Michael Wirth: Yes, Paul. Thank you. And look, I share the sentiment. So I understand where you’re coming from. Big complex projects, you’ve been along for the whole ride. So you know early on, there were some engineering issues that we confronted and addressed. In the middle of it, the big thing was the pandemic and demobilizing, remobilizing, building medical facilities and a whole bunch of stuff that we had to manage our way through and was complex and difficult. And our folks did a great job, but it clearly impacted cost and schedule. And the big thing here, Paul, is as we’ve gotten into – and you have to remember, this is – we’re redoing the power infrastructure for the entire field, which is, geographically speaking, it’s an enormous space.

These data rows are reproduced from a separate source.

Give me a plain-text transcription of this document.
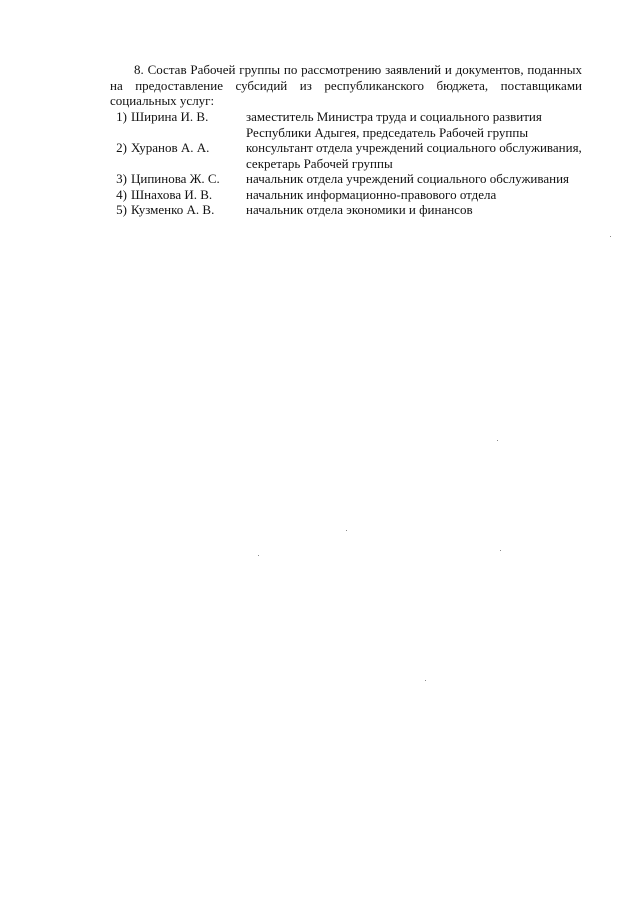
8. Состав Рабочей группы по рассмотрению заявлений и документов, поданных на предоставление субсидий из республиканского бюджета, поставщиками социальных услуг:

1) Ширина И. В.	заместитель Министра труда и социального развития Республики Адыгея, председатель Рабочей группы
2) Хуранов А. А.	консультант отдела учреждений социального обслуживания, секретарь Рабочей группы
3) Ципинова Ж. С.	начальник отдела учреждений социального обслуживания
4) Шнахова И. В.	начальник информационно-правового отдела
5) Кузменко А. В.	начальник отдела экономики и финансов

And this is infrastructure, frankly, it goes back a lot of it to kind of Soviet days. So there’s an entire new power distribution system. We’re taking the entire field and taking it from high-pressure production to lower pressure in the WPMP process and then building the really large sour gas injection and incremental production facilities. And it’s – so it’s almost a field-wide refurbishment of a lot of it and then this big increment of production. And the commissioning of that is incredibly complex. And as we went in and did this cost and schedule review early in – relatively early in the commissioning process, based on what we were seeing, what became evident is that we need to account for that complexity in our schedule. And I don’t think it was fully reflected in the schedule.

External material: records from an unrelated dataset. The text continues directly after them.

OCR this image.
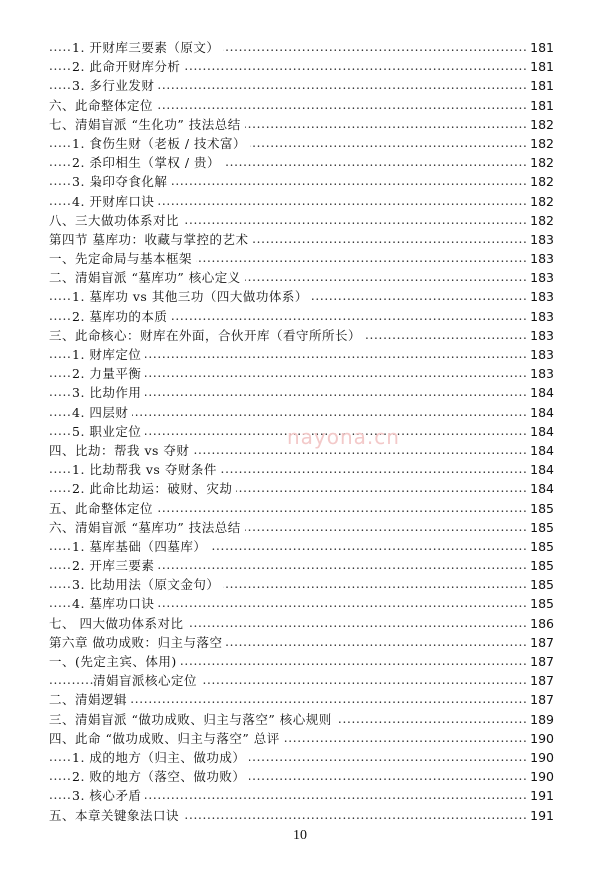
.....
1. 开财库三要素（原文）	181
.....
2. 此命开财库分析	181
.....
3. 多行业发财	181
.....
六、此命整体定位	181
.....
七、清娟盲派 “生化功” 技法总结	182
.....
1. 食伤生财（老板 / 技术富）	182
.....
2. 杀印相生（掌权 / 贵）	182
.....
3. 枭印夺食化解	182
.....
4. 开财库口诀	182
.....
八、三大做功体系对比	182
.....
第四节 墓库功：收藏与掌控的艺术	183
.....
一、先定命局与基本框架	183
.....
二、清娟盲派 “墓库功” 核心定义	183
.....
1. 墓库功 vs 其他三功（四大做功体系）	183
.....
2. 墓库功的本质	183
.....
三、此命核心：财库在外面，合伙开库（看守所所长）	183
.....
1. 财库定位	183
.....
2. 力量平衡	183
.....
3. 比劫作用	184
.....
4. 四层财	184
.....
5. 职业定位	184
.....
四、比劫：帮我 vs 夺财	184
.....
1. 比劫帮我 vs 夺财条件	184
.....
2. 此命比劫运：破财、灾劫	184
.....
五、此命整体定位	185
.....
六、清娟盲派 “墓库功” 技法总结	185
.....
1. 墓库基础（四墓库）	185
.....
2. 开库三要素	185
.....
3. 比劫用法（原文金句）	185
.....
4. 墓库功口诀	185
.....
七、 四大做功体系对比	186
.....
第六章 做功成败：归主与落空	187
.....
一、(先定主宾、体用)	187
.....
清娟盲派核心定位	187
.....
二、清娟逻辑	187
.....
三、清娟盲派 “做功成败、归主与落空” 核心规则	189
.....
四、此命 “做功成败、归主与落空” 总评	190
.....
1. 成的地方（归主、做功成）	190
.....
2. 败的地方（落空、做功败）	190
.....
3. 核心矛盾	191
.....
五、本章关键象法口诀	191
nayona.cn
10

And in a big, complex project like this, you find things. And early on, we found challenges in the utility system. And it cost us some time. And it – that ripples through. And so the guidance we’re giving you now is really what I would say is it’s more conservative because it assumes that those kinds of things are going to be encountered for the balance of the project. And we need to set expectations that those are the realities that we’re going to be dealing with. And so that’s why the schedule lights all in commissioning. It’s – bulk construction is completed. All the equipment is there. And this really is the final commissioning process. If we do well, we could end up on the front end of those windows that I gave you. But we’ve given you those because our experience says we should not plan for that, we had to plan for the reality of these things.

And as I mentioned in response to the earlier question by Neil, we’ve added incremental resources in multiple areas now, ought to be – to anticipate and be prepared for these kinds of challenges. And so I think the lesson is on the projects like this, of which there are a few, in the future, our commissioning plans will reflect that complexity more completely than the commissioning plans did on this one.